Argument 03
The future of software engineering
Software engineering is splitting. One lane is builders: people who can define problems, use AI to explore the solution space, connect systems, evaluate tradeoffs, and ship new capability. The other lane is critical application maintainers: people who keep important systems alive, safe, observable, compliant, and understood.
Both lanes matter. The world will still need people who can reason about old systems with real consequences. The mistake is assuming that maintenance-only work, detached from product judgement and AI leverage, will remain protected forever.
The middle shrinks
AI attacks the middle of software work first: routine scaffolding, obvious refactors, boilerplate tests, documentation drafts, common integrations, and first-pass debugging. That does not remove the engineer. It removes the comfort of being valuable only because the keyboard was slow.
The people who grow will become more architectural, more product aware, more evaluative, and more willing to build with systems that do not behave like deterministic compilers. They will be judged less by how much they type and more by the quality of what they cause to exist.
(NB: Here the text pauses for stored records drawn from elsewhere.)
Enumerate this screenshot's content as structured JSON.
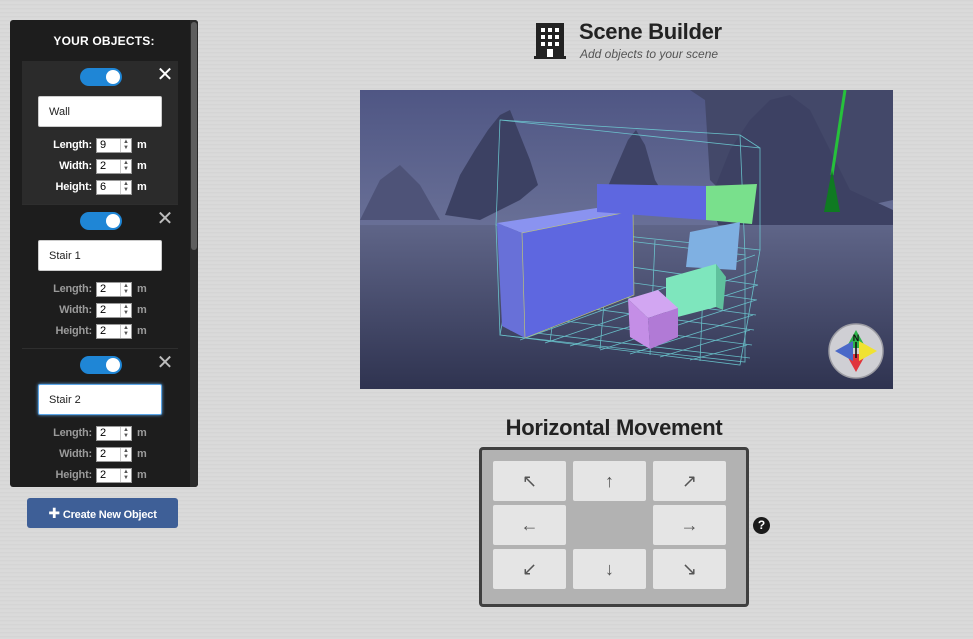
{
  "sidebar": {
    "title": "YOUR OBJECTS:",
    "objects": [
      {
        "name": "Wall",
        "length_label": "Length:",
        "length": "9",
        "width_label": "Width:",
        "width": "2",
        "height_label": "Height:",
        "height": "6",
        "unit": "m",
        "enabled": true,
        "close": "✕"
      },
      {
        "name": "Stair 1",
        "length_label": "Length:",
        "length": "2",
        "width_label": "Width:",
        "width": "2",
        "height_label": "Height:",
        "height": "2",
        "unit": "m",
        "enabled": true,
        "close": "✕"
      },
      {
        "name": "Stair 2",
        "length_label": "Length:",
        "length": "2",
        "width_label": "Width:",
        "width": "2",
        "height_label": "Height:",
        "height": "2",
        "unit": "m",
        "enabled": true,
        "close": "✕"
      }
    ],
    "create_button": "Create New Object"
  },
  "header": {
    "title": "Scene Builder",
    "subtitle": "Add objects to your scene",
    "icon": "building-icon"
  },
  "viewport": {
    "compass_label": "N"
  },
  "movement": {
    "title": "Horizontal Movement",
    "buttons": {
      "up_left": "↖",
      "up": "↑",
      "up_right": "↗",
      "left": "←",
      "right": "→",
      "down_left": "↙",
      "down": "↓",
      "down_right": "↘"
    },
    "help": "?"
  },
  "colors": {
    "toggle": "#1f86d6",
    "create_button": "#3e5f97",
    "wall": "#5e67e0",
    "stair_green": "#79e08c",
    "stair_blue": "#7fb0e2",
    "stair_teal": "#7ee6bd",
    "stair_purple": "#c48ee6"
  }
}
Critical maintainers need to become system interpreters
The maintainer role survives when it becomes deeper. Understanding risk, dependencies, customer impact, runtime behavior, and history is still precious. But the maintainer who only waits for tickets and applies tiny patches is exposed.
The future maintainer is part archaeologist, part reliability engineer, part AI supervisor. They use agents to map the system, test changes, explain consequences, and reduce the fear that keeps old applications frozen in place.